Re: NMI between switch_mm and switch_to

From: Ingo Molnar
Date: Mon Aug 03 2009 - 04:29:39 EST



* Peter Zijlstra <a.p.zijlstra@xxxxxxxxx> wrote:

> On Tue, 2009-07-28 at 14:49 +1000, Paul Mackerras wrote:
>
> > Ben H. suggested there might be a problem if we get a PMU
> > interrupt and try to do a stack trace of userspace in the
> > interval between when we call switch_mm() from
> > sched.c:context_switch() and when we call switch_to(). If we
> > get an NMI in that interval and do a stack trace of userspace,
> > we'll see the registers of the old task but when we peek at user
> > addresses we'll see the memory image for the new task, so the
> > stack trace we get will be completely bogus.
> >
> > Is this in fact also a problem on x86, or is there some subtle
> > reason why it can't happen there?
>
> I can't spot one, maybe Ingo can when he's back :-)
>
> So I think this is very good spotting from Ben.

Yeah.

> We could use preempt notifiers (or put in our own hooks) to
> disable callchains during the context switch I suppose.
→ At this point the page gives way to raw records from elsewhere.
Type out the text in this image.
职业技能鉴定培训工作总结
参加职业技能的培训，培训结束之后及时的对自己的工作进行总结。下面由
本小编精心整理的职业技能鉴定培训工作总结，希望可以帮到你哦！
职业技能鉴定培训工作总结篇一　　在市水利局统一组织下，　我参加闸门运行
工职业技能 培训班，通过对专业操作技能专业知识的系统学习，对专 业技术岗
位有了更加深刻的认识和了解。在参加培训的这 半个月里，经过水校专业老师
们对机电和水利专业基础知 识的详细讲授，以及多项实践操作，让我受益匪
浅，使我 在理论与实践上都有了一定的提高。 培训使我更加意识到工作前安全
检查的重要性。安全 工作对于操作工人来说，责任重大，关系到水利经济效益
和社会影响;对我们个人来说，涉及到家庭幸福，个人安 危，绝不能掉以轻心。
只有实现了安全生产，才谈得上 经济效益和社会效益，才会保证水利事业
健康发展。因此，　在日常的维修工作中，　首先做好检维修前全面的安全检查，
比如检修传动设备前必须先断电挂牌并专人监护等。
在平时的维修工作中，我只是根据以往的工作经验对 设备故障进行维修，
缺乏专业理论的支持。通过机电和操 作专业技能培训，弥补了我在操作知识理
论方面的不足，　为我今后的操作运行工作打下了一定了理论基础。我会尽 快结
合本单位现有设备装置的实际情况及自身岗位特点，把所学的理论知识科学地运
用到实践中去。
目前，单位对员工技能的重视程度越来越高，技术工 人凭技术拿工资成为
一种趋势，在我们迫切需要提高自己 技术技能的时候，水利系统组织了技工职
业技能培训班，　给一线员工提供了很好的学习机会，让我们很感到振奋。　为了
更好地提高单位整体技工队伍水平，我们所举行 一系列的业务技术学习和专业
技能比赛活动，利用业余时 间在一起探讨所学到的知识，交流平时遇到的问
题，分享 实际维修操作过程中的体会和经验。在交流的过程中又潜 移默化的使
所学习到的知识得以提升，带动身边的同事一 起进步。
I think we should only disable user call-chains i think - the
in-kernel call-chain is still reliable.

Also, i think we dont need preempt notifiers, we can use a simple
check like this:

if (current->mm &&
cpu_isset(smp_processor_id(), &current->mm->cpu_vm_mask) {

...
}

In the user-call-chain code. We'd only touch the user memory image
if that bit is set. cpu_vm_mask is maintained atomically and before
we switch the MM, so it should be race-free.